Data Bapanas: Harga Beras Masih di Atas HET
Badan Pangan Nasional (Bapanas) melaporkan bahwa harga beras premium mengalami penurunan tipis sebesar 0,94% atau Rp153 per kilogram dibandingkan pekan lalu. Namun, harga beras premium masih berada di atas HET di seluruh zonasi.
Perinciannya:
– Zona 1: Rp15.436 per kilogram (naik 3,6%)
– Zona 2: Rp16.565 per kilogram (naik 7,56%)
– Zona 3: Rp18.373 per kilogram (naik 16,28%)
Sementara itu, harga beras medium juga mengalami penurunan sebesar Rp134 per kilogram atau 0,93%. Meskipun demikian, harga beras medium di semua zona masih berada di atas HET.
Perinciannya:
– Zona 1: Rp13.873 per kilogram (naik 10,98%)
– Zona 2: Rp14.553 per kilogram (naik 11,09%)
– Zona 3: Rp16.431 per kilogram (naik 21,71%)
Kritik dari Komisi IV DPR
Ketua Komisi IV DPR, Titiek Soeharto, menyoroti kenaikan harga beras yang masih berada di atas HET. Ia menilai bahwa masyarakat kembali dihadapkan pada tantangan serius di sektor pangan, termasuk kenaikan harga bawang merah dan minyak goreng.
“Harga beberapa komoditas utama seperti beras, bawang merah, hingga minyak goreng mengalami kenaikan, masih berada di level tinggi, bahkan untuk komoditas beras melampaui harga eceran tertinggi yang ditentukan,” ujarnya.
Menurut Titiek, harga beras yang mahal semakin menekan daya beli masyarakat, terutama bagi rumah tangga berpendapatan rendah. Ia juga menyoroti adanya praktik beras oplosan yang tidak sesuai mutu dan kualitas. Beberapa merek beras premium tidak memenuhi standar yang tercantum di kemasan.
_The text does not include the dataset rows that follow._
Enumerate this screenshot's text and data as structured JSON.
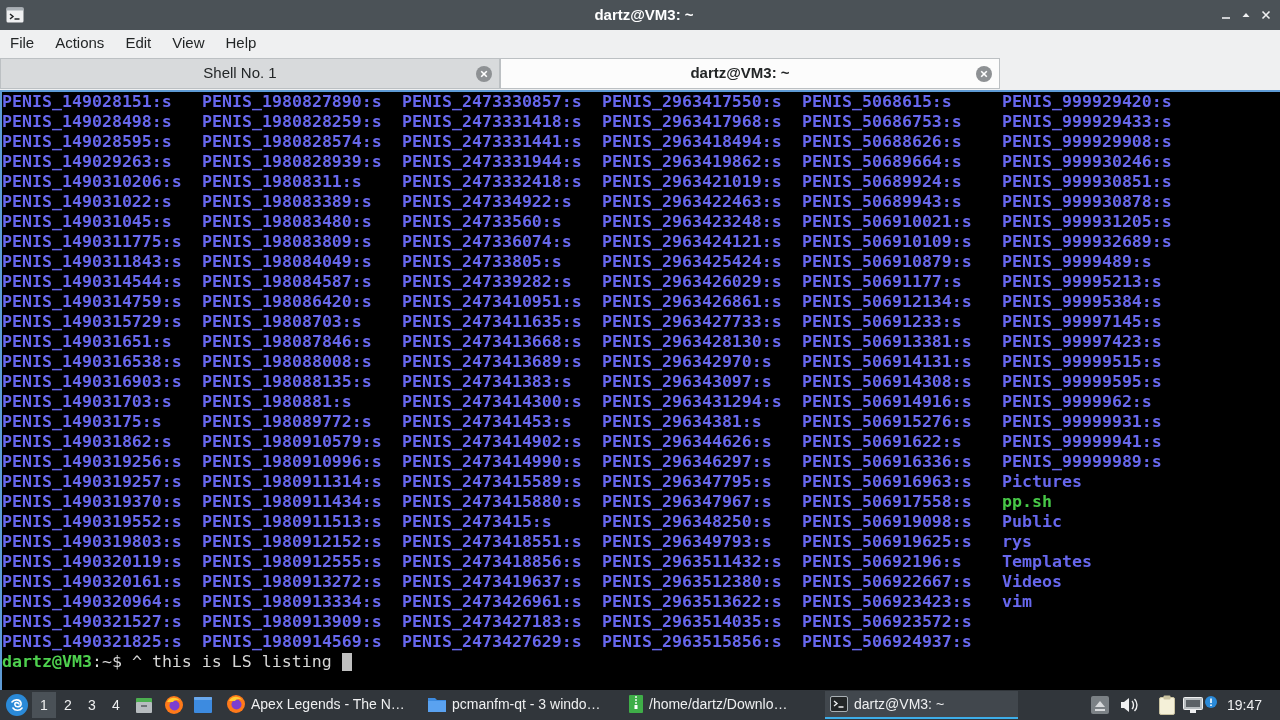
{
  "window": {
    "title": "dartz@VM3: ~"
  },
  "menu": [
    "File",
    "Actions",
    "Edit",
    "View",
    "Help"
  ],
  "tabs": [
    {
      "label": "Shell No. 1",
      "selected": false
    },
    {
      "label": "dartz@VM3: ~",
      "selected": true
    }
  ],
  "terminal": {
    "columns": [
      [
        {
          "name": "PENIS_149028151:s",
          "kind": "dir"
        },
        {
          "name": "PENIS_149028498:s",
          "kind": "dir"
        },
        {
          "name": "PENIS_149028595:s",
          "kind": "dir"
        },
        {
          "name": "PENIS_149029263:s",
          "kind": "dir"
        },
        {
          "name": "PENIS_1490310206:s",
          "kind": "dir"
        },
        {
          "name": "PENIS_149031022:s",
          "kind": "dir"
        },
        {
          "name": "PENIS_149031045:s",
          "kind": "dir"
        },
        {
          "name": "PENIS_1490311775:s",
          "kind": "dir"
        },
        {
          "name": "PENIS_1490311843:s",
          "kind": "dir"
        },
        {
          "name": "PENIS_1490314544:s",
          "kind": "dir"
        },
        {
          "name": "PENIS_1490314759:s",
          "kind": "dir"
        },
        {
          "name": "PENIS_1490315729:s",
          "kind": "dir"
        },
        {
          "name": "PENIS_149031651:s",
          "kind": "dir"
        },
        {
          "name": "PENIS_1490316538:s",
          "kind": "dir"
        },
        {
          "name": "PENIS_1490316903:s",
          "kind": "dir"
        },
        {
          "name": "PENIS_149031703:s",
          "kind": "dir"
        },
        {
          "name": "PENIS_14903175:s",
          "kind": "dir"
        },
        {
          "name": "PENIS_149031862:s",
          "kind": "dir"
        },
        {
          "name": "PENIS_1490319256:s",
          "kind": "dir"
        },
        {
          "name": "PENIS_1490319257:s",
          "kind": "dir"
        },
        {
          "name": "PENIS_1490319370:s",
          "kind": "dir"
        },
        {
          "name": "PENIS_1490319552:s",
          "kind": "dir"
        },
        {
          "name": "PENIS_1490319803:s",
          "kind": "dir"
        },
        {
          "name": "PENIS_1490320119:s",
          "kind": "dir"
        },
        {
          "name": "PENIS_1490320161:s",
          "kind": "dir"
        },
        {
          "name": "PENIS_1490320964:s",
          "kind": "dir"
        },
        {
          "name": "PENIS_1490321527:s",
          "kind": "dir"
        },
        {
          "name": "PENIS_1490321825:s",
          "kind": "dir"
        }
      ],
      [
        {
          "name": "PENIS_1980827890:s",
          "kind": "dir"
        },
        {
          "name": "PENIS_1980828259:s",
          "kind": "dir"
        },
        {
          "name": "PENIS_1980828574:s",
          "kind": "dir"
        },
        {
          "name": "PENIS_1980828939:s",
          "kind": "dir"
        },
        {
          "name": "PENIS_19808311:s",
          "kind": "dir"
        },
        {
          "name": "PENIS_198083389:s",
          "kind": "dir"
        },
        {
          "name": "PENIS_198083480:s",
          "kind": "dir"
        },
        {
          "name": "PENIS_198083809:s",
          "kind": "dir"
        },
        {
          "name": "PENIS_198084049:s",
          "kind": "dir"
        },
        {
          "name": "PENIS_198084587:s",
          "kind": "dir"
        },
        {
          "name": "PENIS_198086420:s",
          "kind": "dir"
        },
        {
          "name": "PENIS_19808703:s",
          "kind": "dir"
        },
        {
          "name": "PENIS_198087846:s",
          "kind": "dir"
        },
        {
          "name": "PENIS_198088008:s",
          "kind": "dir"
        },
        {
          "name": "PENIS_198088135:s",
          "kind": "dir"
        },
        {
          "name": "PENIS_1980881:s",
          "kind": "dir"
        },
        {
          "name": "PENIS_198089772:s",
          "kind": "dir"
        },
        {
          "name": "PENIS_1980910579:s",
          "kind": "dir"
        },
        {
          "name": "PENIS_1980910996:s",
          "kind": "dir"
        },
        {
          "name": "PENIS_1980911314:s",
          "kind": "dir"
        },
        {
          "name": "PENIS_1980911434:s",
          "kind": "dir"
        },
        {
          "name": "PENIS_1980911513:s",
          "kind": "dir"
        },
        {
          "name": "PENIS_1980912152:s",
          "kind": "dir"
        },
        {
          "name": "PENIS_1980912555:s",
          "kind": "dir"
        },
        {
          "name": "PENIS_1980913272:s",
          "kind": "dir"
        },
        {
          "name": "PENIS_1980913334:s",
          "kind": "dir"
        },
        {
          "name": "PENIS_1980913909:s",
          "kind": "dir"
        },
        {
          "name": "PENIS_1980914569:s",
          "kind": "dir"
        }
      ],
      [
        {
          "name": "PENIS_2473330857:s",
          "kind": "dir"
        },
        {
          "name": "PENIS_2473331418:s",
          "kind": "dir"
        },
        {
          "name": "PENIS_2473331441:s",
          "kind": "dir"
        },
        {
          "name": "PENIS_2473331944:s",
          "kind": "dir"
        },
        {
          "name": "PENIS_2473332418:s",
          "kind": "dir"
        },
        {
          "name": "PENIS_247334922:s",
          "kind": "dir"
        },
        {
          "name": "PENIS_24733560:s",
          "kind": "dir"
        },
        {
          "name": "PENIS_247336074:s",
          "kind": "dir"
        },
        {
          "name": "PENIS_24733805:s",
          "kind": "dir"
        },
        {
          "name": "PENIS_247339282:s",
          "kind": "dir"
        },
        {
          "name": "PENIS_2473410951:s",
          "kind": "dir"
        },
        {
          "name": "PENIS_2473411635:s",
          "kind": "dir"
        },
        {
          "name": "PENIS_2473413668:s",
          "kind": "dir"
        },
        {
          "name": "PENIS_2473413689:s",
          "kind": "dir"
        },
        {
          "name": "PENIS_247341383:s",
          "kind": "dir"
        },
        {
          "name": "PENIS_2473414300:s",
          "kind": "dir"
        },
        {
          "name": "PENIS_247341453:s",
          "kind": "dir"
        },
        {
          "name": "PENIS_2473414902:s",
          "kind": "dir"
        },
        {
          "name": "PENIS_2473414990:s",
          "kind": "dir"
        },
        {
          "name": "PENIS_2473415589:s",
          "kind": "dir"
        },
        {
          "name": "PENIS_2473415880:s",
          "kind": "dir"
        },
        {
          "name": "PENIS_2473415:s",
          "kind": "dir"
        },
        {
          "name": "PENIS_2473418551:s",
          "kind": "dir"
        },
        {
          "name": "PENIS_2473418856:s",
          "kind": "dir"
        },
        {
          "name": "PENIS_2473419637:s",
          "kind": "dir"
        },
        {
          "name": "PENIS_2473426961:s",
          "kind": "dir"
        },
        {
          "name": "PENIS_2473427183:s",
          "kind": "dir"
        },
        {
          "name": "PENIS_2473427629:s",
          "kind": "dir"
        }
      ],
      [
        {
          "name": "PENIS_2963417550:s",
          "kind": "dir"
        },
        {
          "name": "PENIS_2963417968:s",
          "kind": "dir"
        },
        {
          "name": "PENIS_2963418494:s",
          "kind": "dir"
        },
        {
          "name": "PENIS_2963419862:s",
          "kind": "dir"
        },
        {
          "name": "PENIS_2963421019:s",
          "kind": "dir"
        },
        {
          "name": "PENIS_2963422463:s",
          "kind": "dir"
        },
        {
          "name": "PENIS_2963423248:s",
          "kind": "dir"
        },
        {
          "name": "PENIS_2963424121:s",
          "kind": "dir"
        },
        {
          "name": "PENIS_2963425424:s",
          "kind": "dir"
        },
        {
          "name": "PENIS_2963426029:s",
          "kind": "dir"
        },
        {
          "name": "PENIS_2963426861:s",
          "kind": "dir"
        },
        {
          "name": "PENIS_2963427733:s",
          "kind": "dir"
        },
        {
          "name": "PENIS_2963428130:s",
          "kind": "dir"
        },
        {
          "name": "PENIS_296342970:s",
          "kind": "dir"
        },
        {
          "name": "PENIS_296343097:s",
          "kind": "dir"
        },
        {
          "name": "PENIS_2963431294:s",
          "kind": "dir"
        },
        {
          "name": "PENIS_29634381:s",
          "kind": "dir"
        },
        {
          "name": "PENIS_296344626:s",
          "kind": "dir"
        },
        {
          "name": "PENIS_296346297:s",
          "kind": "dir"
        },
        {
          "name": "PENIS_296347795:s",
          "kind": "dir"
        },
        {
          "name": "PENIS_296347967:s",
          "kind": "dir"
        },
        {
          "name": "PENIS_296348250:s",
          "kind": "dir"
        },
        {
          "name": "PENIS_296349793:s",
          "kind": "dir"
        },
        {
          "name": "PENIS_2963511432:s",
          "kind": "dir"
        },
        {
          "name": "PENIS_2963512380:s",
          "kind": "dir"
        },
        {
          "name": "PENIS_2963513622:s",
          "kind": "dir"
        },
        {
          "name": "PENIS_2963514035:s",
          "kind": "dir"
        },
        {
          "name": "PENIS_2963515856:s",
          "kind": "dir"
        }
      ],
      [
        {
          "name": "PENIS_5068615:s",
          "kind": "dir"
        },
        {
          "name": "PENIS_50686753:s",
          "kind": "dir"
        },
        {
          "name": "PENIS_50688626:s",
          "kind": "dir"
        },
        {
          "name": "PENIS_50689664:s",
          "kind": "dir"
        },
        {
          "name": "PENIS_50689924:s",
          "kind": "dir"
        },
        {
          "name": "PENIS_50689943:s",
          "kind": "dir"
        },
        {
          "name": "PENIS_506910021:s",
          "kind": "dir"
        },
        {
          "name": "PENIS_506910109:s",
          "kind": "dir"
        },
        {
          "name": "PENIS_506910879:s",
          "kind": "dir"
        },
        {
          "name": "PENIS_50691177:s",
          "kind": "dir"
        },
        {
          "name": "PENIS_506912134:s",
          "kind": "dir"
        },
        {
          "name": "PENIS_50691233:s",
          "kind": "dir"
        },
        {
          "name": "PENIS_506913381:s",
          "kind": "dir"
        },
        {
          "name": "PENIS_506914131:s",
          "kind": "dir"
        },
        {
          "name": "PENIS_506914308:s",
          "kind": "dir"
        },
        {
          "name": "PENIS_506914916:s",
          "kind": "dir"
        },
        {
          "name": "PENIS_506915276:s",
          "kind": "dir"
        },
        {
          "name": "PENIS_50691622:s",
          "kind": "dir"
        },
        {
          "name": "PENIS_506916336:s",
          "kind": "dir"
        },
        {
          "name": "PENIS_506916963:s",
          "kind": "dir"
        },
        {
          "name": "PENIS_506917558:s",
          "kind": "dir"
        },
        {
          "name": "PENIS_506919098:s",
          "kind": "dir"
        },
        {
          "name": "PENIS_506919625:s",
          "kind": "dir"
        },
        {
          "name": "PENIS_50692196:s",
          "kind": "dir"
        },
        {
          "name": "PENIS_506922667:s",
          "kind": "dir"
        },
        {
          "name": "PENIS_506923423:s",
          "kind": "dir"
        },
        {
          "name": "PENIS_506923572:s",
          "kind": "dir"
        },
        {
          "name": "PENIS_506924937:s",
          "kind": "dir"
        }
      ],
      [
        {
          "name": "PENIS_999929420:s",
          "kind": "dir"
        },
        {
          "name": "PENIS_999929433:s",
          "kind": "dir"
        },
        {
          "name": "PENIS_999929908:s",
          "kind": "dir"
        },
        {
          "name": "PENIS_999930246:s",
          "kind": "dir"
        },
        {
          "name": "PENIS_999930851:s",
          "kind": "dir"
        },
        {
          "name": "PENIS_999930878:s",
          "kind": "dir"
        },
        {
          "name": "PENIS_999931205:s",
          "kind": "dir"
        },
        {
          "name": "PENIS_999932689:s",
          "kind": "dir"
        },
        {
          "name": "PENIS_9999489:s",
          "kind": "dir"
        },
        {
          "name": "PENIS_99995213:s",
          "kind": "dir"
        },
        {
          "name": "PENIS_99995384:s",
          "kind": "dir"
        },
        {
          "name": "PENIS_99997145:s",
          "kind": "dir"
        },
        {
          "name": "PENIS_99997423:s",
          "kind": "dir"
        },
        {
          "name": "PENIS_99999515:s",
          "kind": "dir"
        },
        {
          "name": "PENIS_99999595:s",
          "kind": "dir"
        },
        {
          "name": "PENIS_9999962:s",
          "kind": "dir"
        },
        {
          "name": "PENIS_99999931:s",
          "kind": "dir"
        },
        {
          "name": "PENIS_99999941:s",
          "kind": "dir"
        },
        {
          "name": "PENIS_99999989:s",
          "kind": "dir"
        },
        {
          "name": "Pictures",
          "kind": "dir"
        },
        {
          "name": "pp.sh",
          "kind": "exec"
        },
        {
          "name": "Public",
          "kind": "dir"
        },
        {
          "name": "rys",
          "kind": "dir"
        },
        {
          "name": "Templates",
          "kind": "dir"
        },
        {
          "name": "Videos",
          "kind": "dir"
        },
        {
          "name": "vim",
          "kind": "dir"
        }
      ]
    ],
    "prompt": {
      "user_host": "dartz@VM3",
      "path": ":~$",
      "command": "^ this is LS listing"
    }
  },
  "taskbar": {
    "workspaces": [
      {
        "label": "1",
        "selected": true
      },
      {
        "label": "2",
        "selected": false
      },
      {
        "label": "3",
        "selected": false
      },
      {
        "label": "4",
        "selected": false
      }
    ],
    "tasks": [
      {
        "label": "Apex Legends - The N…",
        "kind": "browser",
        "selected": false
      },
      {
        "label": "pcmanfm-qt - 3 windo…",
        "kind": "folder",
        "selected": false
      },
      {
        "label": "/home/dartz/Downlo…",
        "kind": "archive",
        "selected": false
      },
      {
        "label": "dartz@VM3: ~",
        "kind": "terminal",
        "selected": true
      }
    ],
    "clock": "19:47"
  }
}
Permasalahan Tata Kelola Pangan
Titiek menegaskan bahwa praktik beras oplosan menunjukkan adanya masalah mendasar dalam tata kelola pangan, mulai dari produksi, distribusi, hingga pengawasan. Pemerintah telah melakukan tindakan terhadap pelaku beras oplosan, namun perlu diperketat pengawasan agar tidak terulang.
Selain itu, ia juga mengkritik kenaikan harga gabah kering panen (GKP) di tingkat petani yang mencapai Rp7.000–Rp7.500 per kilogram, melebihi harga pembelian pemerintah (HPP) sebesar Rp6.500 per kilogram. Hal ini menyebabkan kesulitan bagi penggilingan dalam memproduksi beras dengan harga sesuai HET.
“Akibatnya, penggilingan kesulitan memproduksi beras dengan harga sesuai HET. Hal ini menandakan adanya ketidakseimbangan serius antara regulasi harga, biaya produksi, dan tata niaga pangan kita,” tandasnya.